Thank you for the explanation including the age change. I haven't heard from Schwab, will they tell me how much to take out?
Yes, they will tell you. It will also be shown on the "Take RMD" tab. Very simple.
 
Thank you for the explanation including the age change. I haven't heard from Schwab, will they tell me how much to take out?
I recommend that you go online at Schwab and read their tutorials on RMD. Most brokerages have lots of RMD information available to their customers.
 
You have to start taking RMDs the year you reach 73, but that first year you can postpone the withdrawal until April 15 the following year, however you have to take the second the same year so most people avoid doubling up taxable income that way.
What Audreyh says is correct, but be careful if you decide to defer your first years RMD's until the following year. Just be sure it doesn't "unknowingly" push you into the IRMAA tax trap.
 
I’m confused by your original post. 100% of your RMD is taxable - same as any withdrawals from an IRA. Doesn’t matter what you’re invested in. The only way to avoid paying taxes is to do a QCD.
 
Oops. I see where the confusion comes from. I have (by %) at Schwab:
Non-retirement brokerage: 48% (SCHB, PWZ, 10% 2 yr CD ladder @ 5+%)
2nd non-retirement brokerage for college: 2% (SCHB, PWZ)
IRA: 40% (SCHB + CD ladder ave 4.35%)
Roth: 10% (all SCHB)

But when like things are lumped together:
SCHB 82%
CDs 15%
PWZ 3%

Cash is in my bank so doesn't count
 
Only pre tax IRA has required minimum distribution, with the amount calculated per the IRS tables referenced and explanations of the previous replies. You can also take out more than RMD, just not less, without concern as long as RMD amount is covered.

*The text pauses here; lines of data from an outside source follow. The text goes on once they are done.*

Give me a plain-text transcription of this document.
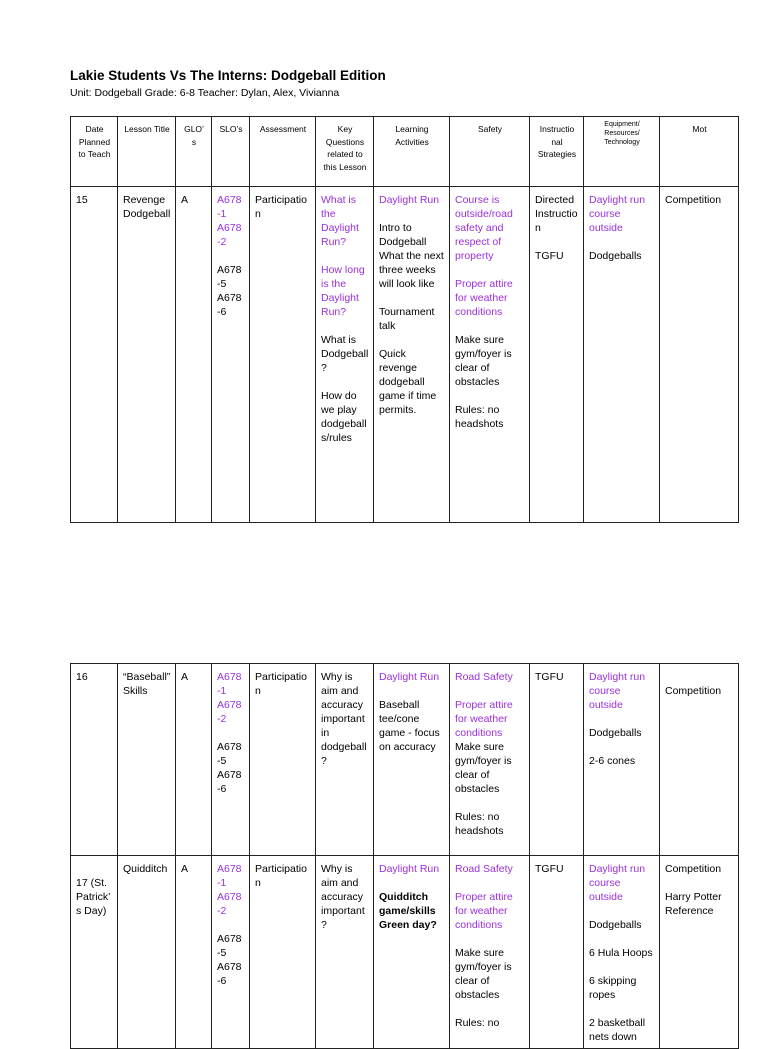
Lakie Students Vs The Interns: Dodgeball Edition
Unit: Dodgeball Grade: 6-8 Teacher: Dylan, Alex, Vivianna
Date Planned to Teach	Lesson Title	GLO’ s	SLO’s	Assessment	Key Questions related to this Lesson	Learning Activities	Safety	Instructio nal Strategies	Equipment/ Resources/ Technology	Mot
15	Revenge Dodgeball	A	A678-1
A678-2
A678-5
A678-6	Participation	What is the Daylight Run?
How long is the Daylight Run?
What is Dodgeball?
How do we play dodgeball s/rules	Daylight Run
Intro to Dodgeball What the next three weeks will look like
Tournament talk
Quick revenge dodgeball game if time permits.	Course is outside/road safety and respect of property
Proper attire for weather conditions
Make sure gym/foyer is clear of obstacles
Rules: no headshots	Directed Instructio n
TGFU	Daylight run course outside
Dodgeballs	Competition
16	“Baseball” Skills	A	A678-1
A678-2
A678-5
A678-6	Participation	Why is aim and accuracy important in dodgeball ?	Daylight Run
Baseball tee/cone game - focus on accuracy	Road Safety
Proper attire for weather conditions
Make sure gym/foyer is clear of obstacles
Rules: no headshots	TGFU	Daylight run course outside
Dodgeballs
2-6 cones	Competition
17 (St. Patrick’ s Day)	Quidditch	A	A678-1
A678-2
A678-5
A678-6	Participation	Why is aim and accuracy important ?	Daylight Run
Quidditch game/skills Green day?	Road Safety
Proper attire for weather conditions
Make sure gym/foyer is clear of obstacles
Rules: no	TGFU	Daylight run course outside
Dodgeballs
6 Hula Hoops
6 skipping ropes
2 basketball nets down	Competition
Harry Potter Reference
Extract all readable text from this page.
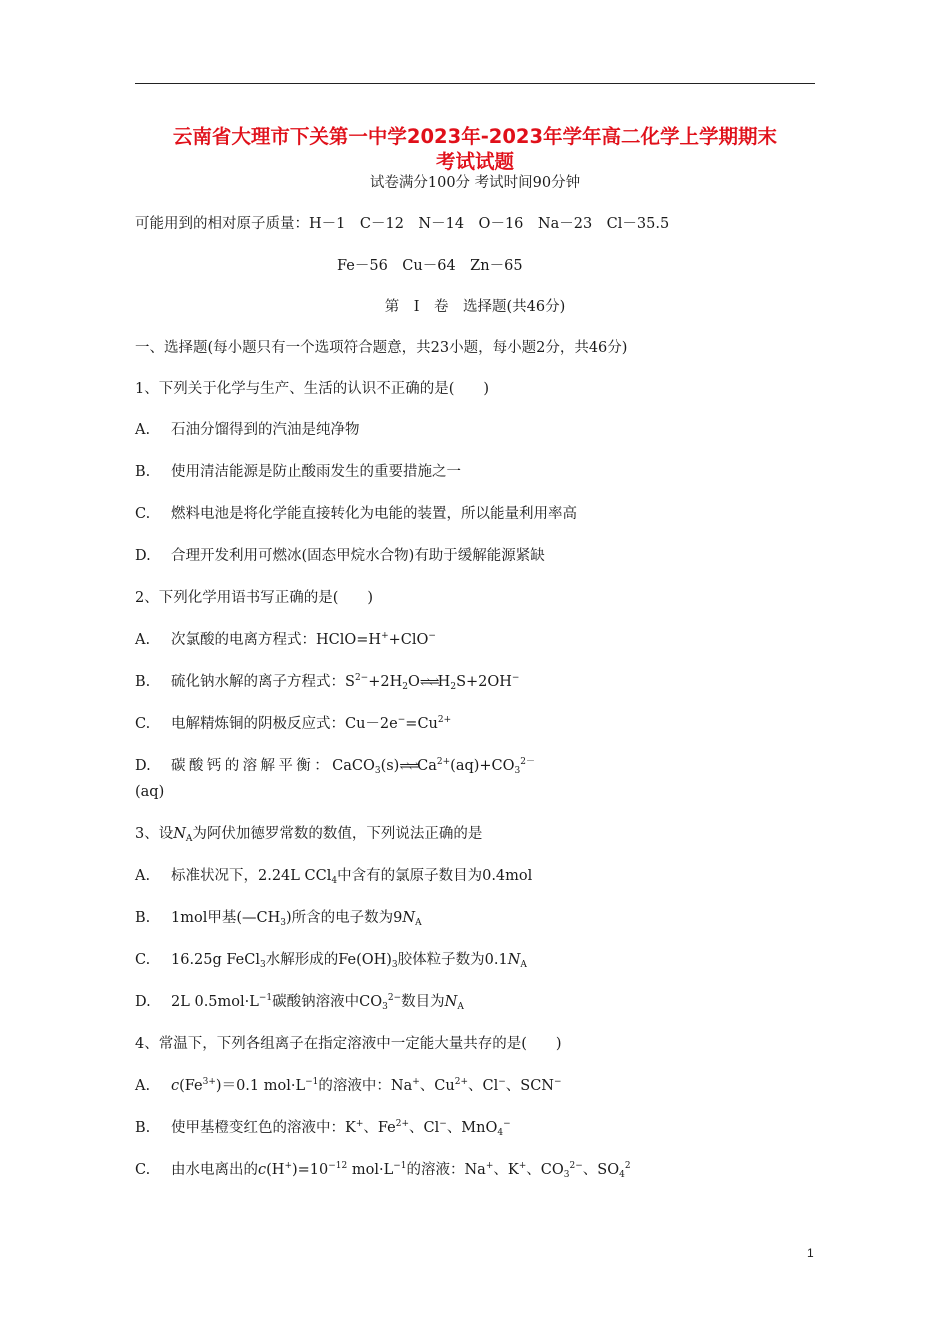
云南省大理市下关第一中学2023年-2023年学年高二化学上学期期末
考试试题
试卷满分100分 考试时间90分钟
可能用到的相对原子质量：H－1　C－12　N－14　O－16　Na－23　Cl－35.5
Fe－56　Cu－64　Zn－65
第　Ⅰ　卷　选择题(共46分)
一、选择题(每小题只有一个选项符合题意，共23小题，每小题2分，共46分)
1、下列关于化学与生产、生活的认识不正确的是(　　)
A. 石油分馏得到的汽油是纯净物
B. 使用清洁能源是防止酸雨发生的重要措施之一
C. 燃料电池是将化学能直接转化为电能的装置，所以能量利用率高
D. 合理开发利用可燃冰(固态甲烷水合物)有助于缓解能源紧缺
2、下列化学用语书写正确的是(　　)
A. 次氯酸的电离方程式：HClO=H++ClO−
B. 硫化钠水解的离子方程式：$S^{2-}+2H_2O\rightleftharpoons\rightleftharpoons H_2S+2OH^-$
C. 电解精炼铜的阴极反应式：$Cu-2e^-=Cu^{2+}$
D. 碳酸钙的溶解平衡：$CaCO_3(s)\rightleftharpoons\rightleftharpoons Ca^{2+}(aq)+CO_3^{2-}$
(aq)
3、设$N_A$为阿伏加德罗常数的数值，下列说法正确的是
A. 标准状况下，2.24L CCl$_4$中含有的氯原子数目为0.4mol
B. 1mol甲基$(—CH_3)$所含的电子数为$9N_A$
C. 16.25g FeCl$_3$水解形成的$Fe(OH)_3$胶体粒子数为$0.1N_A$
D. 2L $0.5mol\cdot L^{-1}$碳酸钠溶液中$CO_3^{2-}$数目为$N_A$
4、常温下，下列各组离子在指定溶液中一定能大量共存的是(　　)
A. $c(Fe^{3+})=0.1$ $mol\cdot L^{-1}$的溶液中：Na+、$Cu^{2+}$、Cl−、SCN−
B. 使甲基橙变红色的溶液中：K+、$Fe^{2+}$、Cl−、MnO$_4$−
C. 由水电离出的$c(H^+)=10^{-12}$ $mol\cdot L^{-1}$的溶液：Na+、K+、$CO_3^{2-}$、$SO_4^2$
1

Your after tax brokerage and Roth accounts do not have RMD. You can also withdraw from your pre tax IRA before age 73, don't have to wait until RMD is required. Also as stated any withdrawal from pre tax IRA is going to be 100% taxable to you.

It's great that your normal living expenses are covered by your pension and travel is covered by SS.
 
Just thought of something else to add. Even though you have to take the RMD, and pay taxes on it, you can just put that back into your after tax brokerage account if you do no need or want to spend it. The key point is just that Uncle Sam wants to force you to take some out, so he gets his taxes on it sooner than later. Once it is after tax money you can reinvest it into your brokerage account. Or use it for a larger one-time lumpy expense like a big house repair project or new car or :confused:
 
Don't be surprised if your RMD amount goes up significantly year to year. The denominator keeps decreasing based on the IRS tables discussed above. But also, your remaining funds in the tIRA may increase significantly (as they generally have over the past several years). That's what we call a "First World" problem.

One advantage of the recent pull-backs is that (if they continue) your RMDs might actually go DOWN. I call that a lose/win situation.
 
One way to reduce taxes on your RMD is to do Qualified Charitable Donations (QCD). It counts as RMD, but it is not taxable.
I use it extensively to donate to various organizations.